An alternative to coding autapomorphies is the Mkparsinf model. However, the Appendix shows that it scales too poorly to be generally useful for characters with large number of states (Table 2; Supplemental Information). All versions of MrBayes back to at least 3.1.2 allow a “coding=informative” ascertainment bias correction to be specified, but the increase in computation time for a run with a single discrete character is very similar whether the character has 2, 3, 4, or 5 states (tested on MrBayes versions 3.1.2 through 3.2.6, and the 3.2.7 development version). This suggests that Mkparsinf may be implemented assuming only binary characters, and may be formally incorrect for multistate characters (as briefly noted by Dos Reis, Donoghue & Yang, 2016; Matzke, 2016), despite many usages in the literature. However, as most morphological datasets are dominated by binary characters, this issue may have limited impact on inference, and requires further study.
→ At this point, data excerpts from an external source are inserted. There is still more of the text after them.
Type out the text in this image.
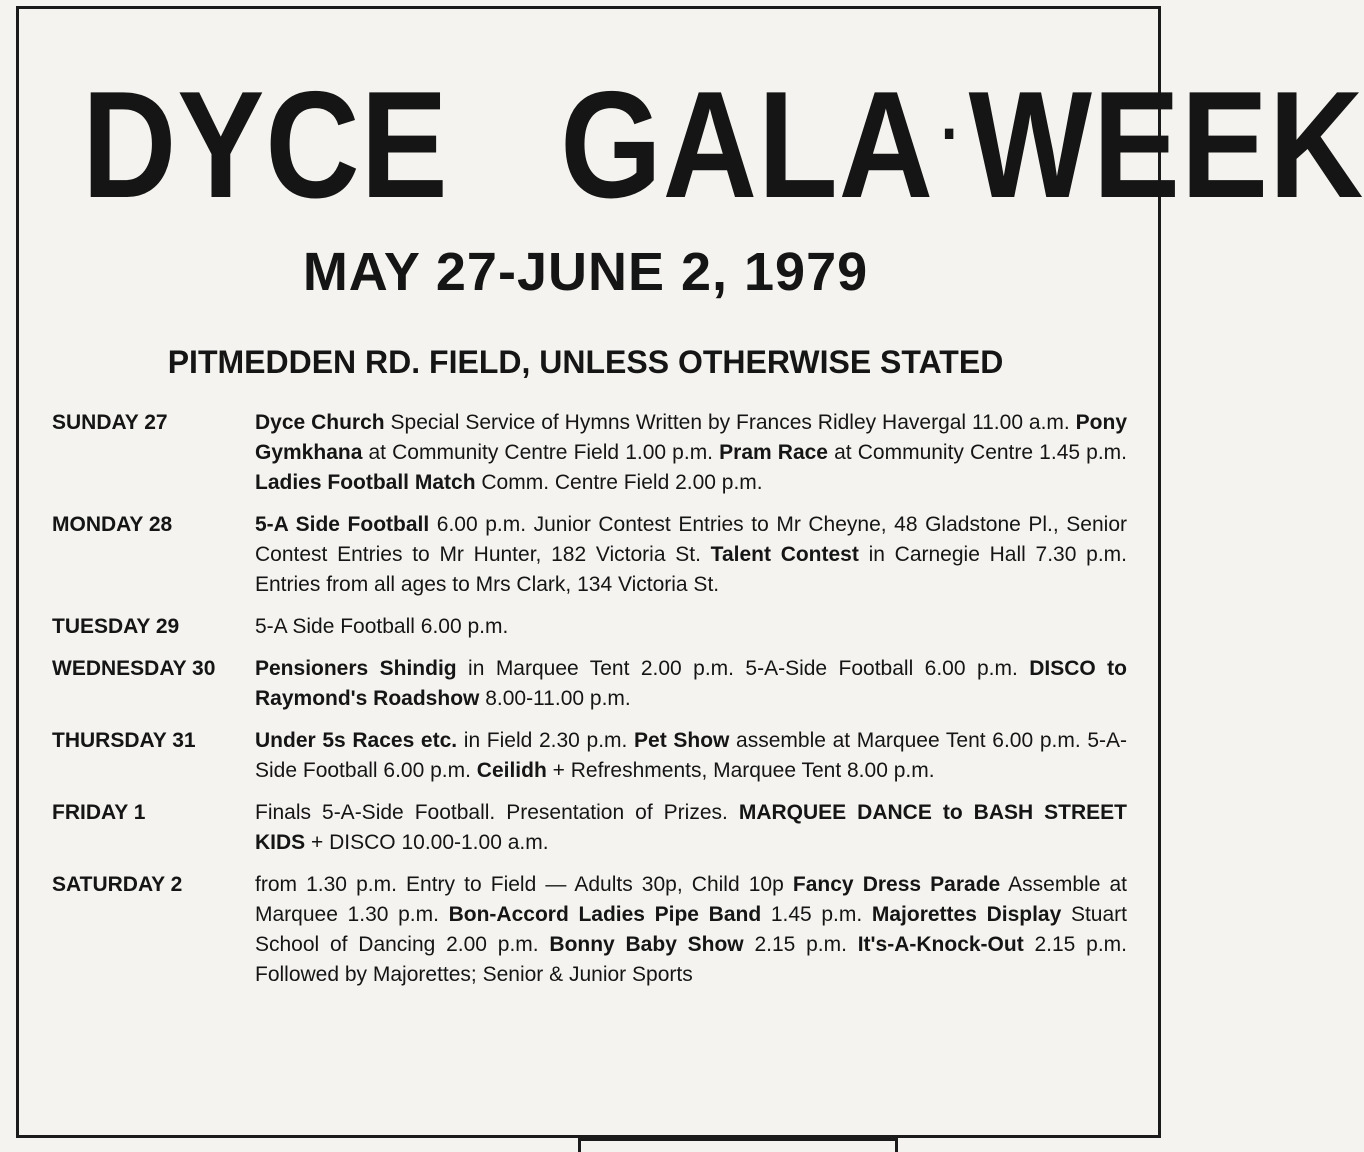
DYCE GALA·WEEK
MAY 27-JUNE 2, 1979
PITMEDDEN RD. FIELD, UNLESS OTHERWISE STATED
SUNDAY 27	Dyce Church Special Service of Hymns Written by Frances Ridley Havergal 11.00 a.m. Pony Gymkhana at Community Centre Field 1.00 p.m. Pram Race at Community Centre 1.45 p.m. Ladies Football Match Comm. Centre Field 2.00 p.m.
MONDAY 28	5-A Side Football 6.00 p.m. Junior Contest Entries to Mr Cheyne, 48 Gladstone Pl., Senior Contest Entries to Mr Hunter, 182 Victoria St. Talent Contest in Carnegie Hall 7.30 p.m. Entries from all ages to Mrs Clark, 134 Victoria St.
TUESDAY 29	5-A Side Football 6.00 p.m.
WEDNESDAY 30	Pensioners Shindig in Marquee Tent 2.00 p.m. 5-A-Side Football 6.00 p.m. DISCO to Raymond's Roadshow 8.00-11.00 p.m.
THURSDAY 31	Under 5s Races etc. in Field 2.30 p.m. Pet Show assemble at Marquee Tent 6.00 p.m. 5-A-Side Football 6.00 p.m. Ceilidh + Refreshments, Marquee Tent 8.00 p.m.
FRIDAY 1	Finals 5-A-Side Football. Presentation of Prizes. MARQUEE DANCE to BASH STREET KIDS + DISCO 10.00-1.00 a.m.
SATURDAY 2	from 1.30 p.m. Entry to Field — Adults 30p, Child 10p Fancy Dress Parade Assemble at Marquee 1.30 p.m. Bon-Accord Ladies Pipe Band 1.45 p.m. Majorettes Display Stuart School of Dancing 2.00 p.m. Bonny Baby Show 2.15 p.m. It's-A-Knock-Out 2.15 p.m. Followed by Majorettes; Senior & Junior Sports
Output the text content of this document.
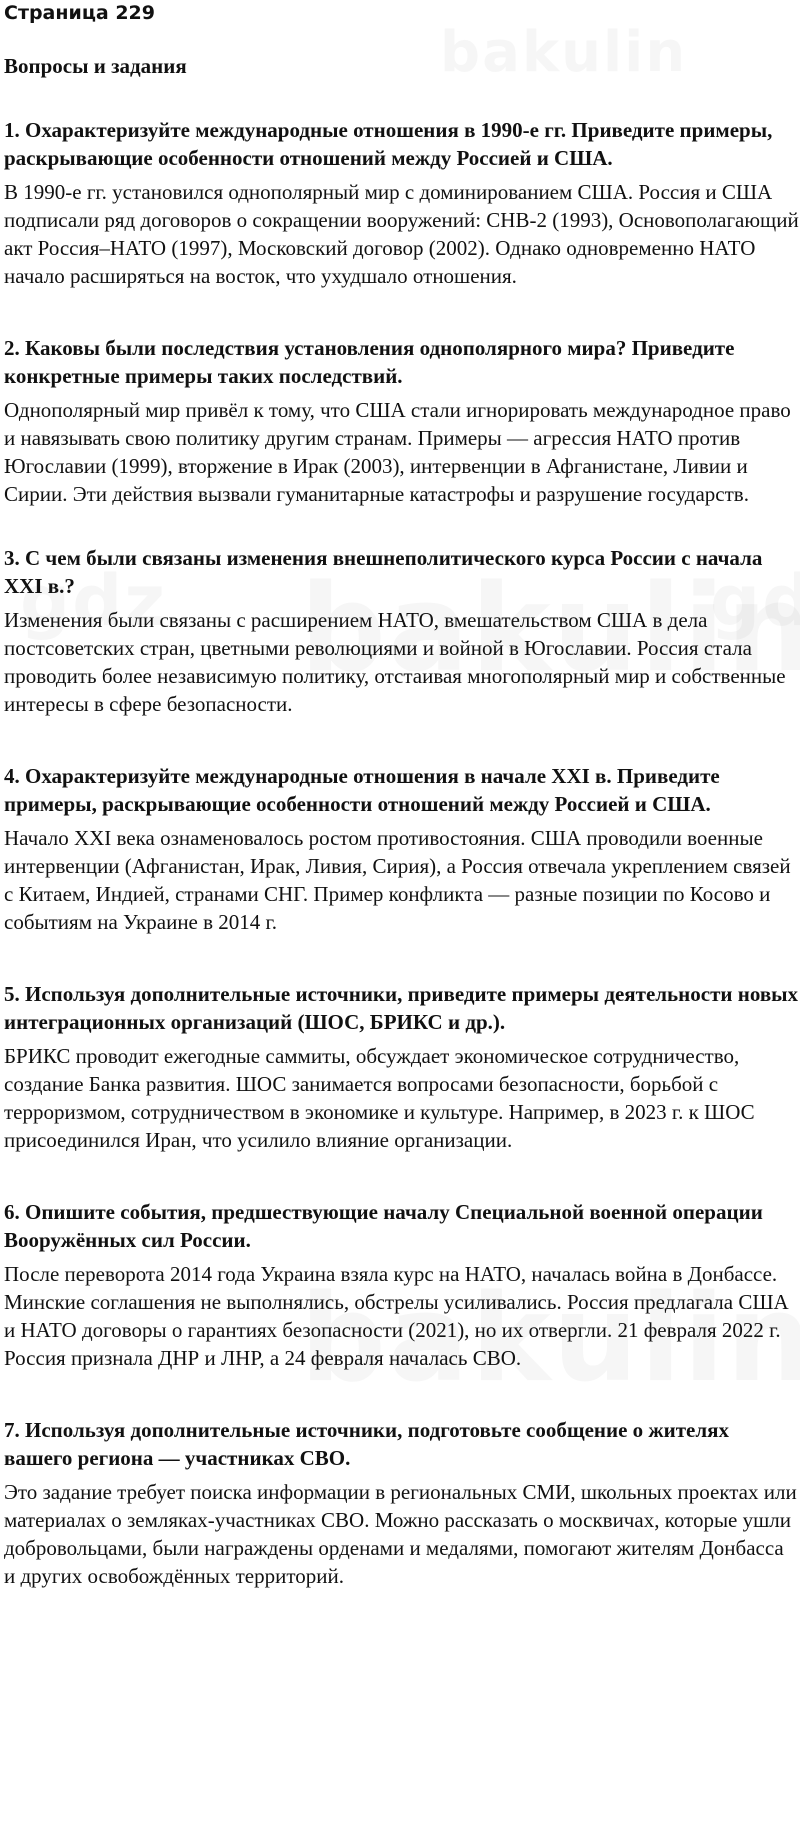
Страница 229
Вопросы и задания
1. Охарактеризуйте международные отношения в 1990-е гг. Приведите примеры, раскрывающие особенности отношений между Россией и США.
В 1990-е гг. установился однополярный мир с доминированием США. Россия и США подписали ряд договоров о сокращении вооружений: СНВ-2 (1993), Основополагающий акт Россия–НАТО (1997), Московский договор (2002). Однако одновременно НАТО начало расширяться на восток, что ухудшало отношения.
2. Каковы были последствия установления однополярного мира? Приведите конкретные примеры таких последствий.
Однополярный мир привёл к тому, что США стали игнорировать международное право и навязывать свою политику другим странам. Примеры — агрессия НАТО против Югославии (1999), вторжение в Ирак (2003), интервенции в Афганистане, Ливии и Сирии. Эти действия вызвали гуманитарные катастрофы и разрушение государств.
3. С чем были связаны изменения внешнеполитического курса России с начала XXI в.?
Изменения были связаны с расширением НАТО, вмешательством США в дела постсоветских стран, цветными революциями и войной в Югославии. Россия стала проводить более независимую политику, отстаивая многополярный мир и собственные интересы в сфере безопасности.
4. Охарактеризуйте международные отношения в начале XXI в. Приведите примеры, раскрывающие особенности отношений между Россией и США.
Начало XXI века ознаменовалось ростом противостояния. США проводили военные интервенции (Афганистан, Ирак, Ливия, Сирия), а Россия отвечала укреплением связей с Китаем, Индией, странами СНГ. Пример конфликта — разные позиции по Косово и событиям на Украине в 2014 г.
5. Используя дополнительные источники, приведите примеры деятельности новых интеграционных организаций (ШОС, БРИКС и др.).
БРИКС проводит ежегодные саммиты, обсуждает экономическое сотрудничество, создание Банка развития. ШОС занимается вопросами безопасности, борьбой с терроризмом, сотрудничеством в экономике и культуре. Например, в 2023 г. к ШОС присоединился Иран, что усилило влияние организации.
6. Опишите события, предшествующие началу Специальной военной операции Вооружённых сил России.
После переворота 2014 года Украина взяла курс на НАТО, началась война в Донбассе. Минские соглашения не выполнялись, обстрелы усиливались. Россия предлагала США и НАТО договоры о гарантиях безопасности (2021), но их отвергли. 21 февраля 2022 г. Россия признала ДНР и ЛНР, а 24 февраля началась СВО.
7. Используя дополнительные источники, подготовьте сообщение о жителях вашего региона — участниках СВО.
Это задание требует поиска информации в региональных СМИ, школьных проектах или материалах о земляках-участниках СВО. Можно рассказать о москвичах, которые ушли добровольцами, были награждены орденами и медалями, помогают жителям Донбасса и других освобождённых территорий.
Our study indicates that the common practice of repurposing character matrices devised for parsimony and undated Bayesian analyses may not be sufficient in the world of Bayesian tip-dating. For higher quality datasets (many characters, clocklike behavior), the bias in dating introduced by ignoring autapomorphies may become significant. Additionally, ascertainment bias corrections are at present computationally impractical for many datasets with multistate characters. Finally, autapomorphies have additional utility for improving estimates of rates and rate variation, for species identification, for measuring disparity, and because autapomorphies may become synapomorphies when new taxa are described. Therefore, we recommend that autapomorphies be coded and used whenever possible.